So, projected over 10 years, with an average of 1.44 kWh per day, we get 5256 kWh energy produced, and only 71 grams of CO2 per kilogram. The worst case scenario would be 300 g/kWh.

Even the worst case scenario produces less CO2 than power from the grid, with places like UK averaging 400 g/kWh. But in your worst case scenario you're really talking about places like Poland that average 800 g/kWh. Comparing apples to apples, it's easy to see that solar panels would easily remove over 50% of it in any case.

Calippo, your figures are wrong. Even your sources don't support your conclusions. Solar panels have favorable CO2 load compared to fossil fuels, and it's only getting better as more of the energy mix is being generated with renewable energy, further reducing the CO2 impact of solar.
Eikka
1 / 5 (1) Jan 22, 2012
But with 400 Watts per sq-m, you'd still be able to drive a car.
It's one half of horse power (or the half of power of kitchen blender to express it in more contemporary units) - whereas the common cars consume dozens if not hundreds of horse power units.


How much a car consumes depends on the speed at which it is travelling, and how far you've jammed the gas pedal.

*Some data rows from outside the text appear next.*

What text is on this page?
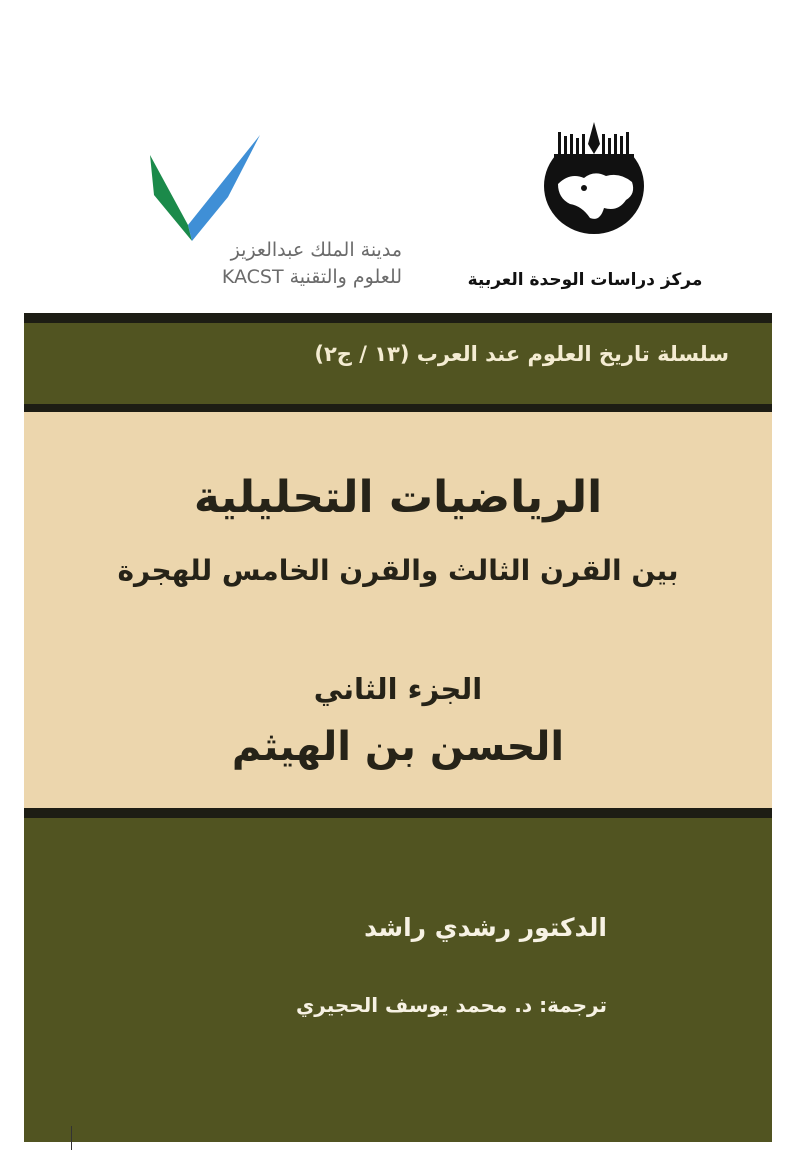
مدينة الملك عبدالعزيز
للعلوم والتقنية KACST	مركز دراسات الوحدة العربية
سلسلة تاريخ العلوم عند العرب (١٣ / ج٢)
الرياضيات التحليلية
بين القرن الثالث والقرن الخامس للهجرة
الجزء الثاني
الحسن بن الهيثم
الدكتور رشدي راشد
ترجمة: د. محمد يوسف الحجيري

And kitchen blenders don't actually operate at 1 HP. That's just the maximum peak power that the motor is capable of - the rated power. For an electric car, you need roughly 20 HP to maintain highway speed, and 2-3 HP to roll along around the neighborhood.
Callippo
1 / 5 (2) Jan 22, 2012
OK, I'll say it even more quite clearly: the research of solar energy is OK like every basic research - but in the light of cold fusion finding is just another substituter of real solution, the only purpose is to keep the jobs and salaries of many people involved in it. All these people are therefore less or more directly responsible for the contemporary financial crisis, the rise of fossil fuel prices and for the risk of global nuclear war which is nearing. They're essentially behaving like the stupid and coward people in Nazi Germany, who voted for Hitler willingly because they followed their own private interests during this - and I really don't care, if they're able to recognize this analogy now or not.
Callippo
1 / 5 (2) Jan 22, 2012
What I'm missing is the responsible mature behavior of the layman society, which should be based on the seeking of the most effective and ecological energetic solution under all circumstances - and these circumstances are changing rapidly.

Which is most ironic with stance of Americans here is, they will help the China, not their country with their adherence on solar panel technologies, because the Chinese can produce these panels in much cheaper and effective way already and the China is already controlling the export of rare elements (indium), which are used during this. In this way, the solar industry is actually destroying the USA economy - but many Americans are stupid enough for not being able to recognize it. http://www.braden...roy.html
physhack
not rated yet Jan 22, 2012
If we did have 100% efficient solar panels, cars could drive directly on solar power at noon with just the roof area covered. Not highway speed, but 4-5 kilowatts is plenty.


4-5KW is 6-7 horsepower. What is your car made of? feathers?
My 375lb Yamaha RD-400 maxes out at 30HP. I bet it couldn't pull a mid-size sedan past 15mph.